Lebanon and Israel agreed to a three-week ceasefire extension for three weeks following talks at the White House overnight, with Lebanon’s Joseph Aoun and Israeli Prime Minister Benjamin Netanyahu expected to follow up with another round of talks for a more permanent peace deal. As part of the agreement, the US will “work with Lebanon in order to help it protect itself from Hezbollah,” US President Donald Trump said after the agreement was reached, without giving further details on what that help could look like.
Meanwhile, the US and Iran don’t seem to have made much progress on their own ceasefire talks, with Trump saying he is seeking the “best deal” with Iran to make it “everlasting.” Trump has also suggested that the progress on an agreement with Iran could be slow-moving because Tehran’s leadership is in disarray — a claim that Ayatollah Mojtaba Khamenei said was part of “the enemy’s media operations.”
Iran and the US are still very much fighting over control of the Strait of Hormuz, with traffic halted earlier this week after Tehran attacked three ships, escorting two of them into Iranian waters.

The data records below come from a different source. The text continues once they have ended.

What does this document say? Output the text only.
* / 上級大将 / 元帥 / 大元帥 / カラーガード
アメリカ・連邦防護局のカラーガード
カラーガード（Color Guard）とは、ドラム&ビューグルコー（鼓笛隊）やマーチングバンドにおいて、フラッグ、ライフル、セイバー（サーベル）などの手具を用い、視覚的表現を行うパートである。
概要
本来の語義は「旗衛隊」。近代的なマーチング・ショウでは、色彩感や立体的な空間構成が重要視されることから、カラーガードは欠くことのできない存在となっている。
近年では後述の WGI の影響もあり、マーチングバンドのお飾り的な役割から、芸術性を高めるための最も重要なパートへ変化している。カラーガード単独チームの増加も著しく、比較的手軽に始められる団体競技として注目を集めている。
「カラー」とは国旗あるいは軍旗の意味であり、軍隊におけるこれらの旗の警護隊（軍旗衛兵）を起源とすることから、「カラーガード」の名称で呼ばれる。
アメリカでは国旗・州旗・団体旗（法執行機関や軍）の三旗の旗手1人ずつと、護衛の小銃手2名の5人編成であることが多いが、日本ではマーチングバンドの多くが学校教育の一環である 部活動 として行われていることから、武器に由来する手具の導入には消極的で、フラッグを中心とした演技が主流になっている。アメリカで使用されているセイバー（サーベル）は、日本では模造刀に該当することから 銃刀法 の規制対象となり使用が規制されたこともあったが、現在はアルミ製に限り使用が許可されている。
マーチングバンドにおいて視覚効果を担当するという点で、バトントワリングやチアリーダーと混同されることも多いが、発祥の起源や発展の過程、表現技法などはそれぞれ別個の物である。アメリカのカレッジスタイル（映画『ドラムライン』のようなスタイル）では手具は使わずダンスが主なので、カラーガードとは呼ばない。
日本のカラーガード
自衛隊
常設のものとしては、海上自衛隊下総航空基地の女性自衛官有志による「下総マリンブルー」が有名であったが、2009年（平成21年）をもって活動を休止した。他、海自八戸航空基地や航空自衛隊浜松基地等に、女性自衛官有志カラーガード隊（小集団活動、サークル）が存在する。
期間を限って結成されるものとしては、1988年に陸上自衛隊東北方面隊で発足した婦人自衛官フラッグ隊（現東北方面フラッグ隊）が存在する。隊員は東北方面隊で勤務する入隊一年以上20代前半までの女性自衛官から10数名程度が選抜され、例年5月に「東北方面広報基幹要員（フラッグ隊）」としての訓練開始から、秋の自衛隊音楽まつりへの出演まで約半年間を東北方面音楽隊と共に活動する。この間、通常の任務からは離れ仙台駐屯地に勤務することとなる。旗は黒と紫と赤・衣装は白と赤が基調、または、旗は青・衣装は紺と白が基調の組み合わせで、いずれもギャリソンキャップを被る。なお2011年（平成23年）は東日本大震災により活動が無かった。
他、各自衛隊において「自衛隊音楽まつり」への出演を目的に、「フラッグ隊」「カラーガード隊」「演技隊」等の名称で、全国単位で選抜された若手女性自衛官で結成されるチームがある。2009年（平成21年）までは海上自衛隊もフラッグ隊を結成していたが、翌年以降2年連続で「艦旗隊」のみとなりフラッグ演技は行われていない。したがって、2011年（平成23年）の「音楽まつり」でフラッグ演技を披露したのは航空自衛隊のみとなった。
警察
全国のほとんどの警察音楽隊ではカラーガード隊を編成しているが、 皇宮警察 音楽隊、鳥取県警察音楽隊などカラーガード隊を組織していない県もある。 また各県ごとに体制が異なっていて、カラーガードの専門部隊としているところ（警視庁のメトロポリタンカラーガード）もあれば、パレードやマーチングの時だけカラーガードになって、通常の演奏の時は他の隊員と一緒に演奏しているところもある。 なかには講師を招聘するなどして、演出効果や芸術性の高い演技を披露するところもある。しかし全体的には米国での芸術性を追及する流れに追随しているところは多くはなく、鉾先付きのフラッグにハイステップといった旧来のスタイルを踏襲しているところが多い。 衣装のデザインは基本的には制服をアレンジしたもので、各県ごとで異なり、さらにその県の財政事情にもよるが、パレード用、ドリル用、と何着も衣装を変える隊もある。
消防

Beyond the strait, US forces attacked at least three Iranian-flagged tankers in Asian waters, signaling that Washington’s naval blockade is active despite its ongoing ceasefire with Tehran. Partly laden with crude, the vessels were rerouted from their locations off the coasts of India, Sri Lanka, and Malaysia.
Washington appears to be working on dismantling Iran’s reach in the region in other moves, including reportedly blocking the delivery of USD 500 mn to Iraq as payment for oil sales, the Wall Street Journal reports. The suspended payment — the second since the war began — comes as the US pressures Iraq to “dismantle powerful Iranian-backed militias,” including groups that attacked US facilities in Iraq during the war.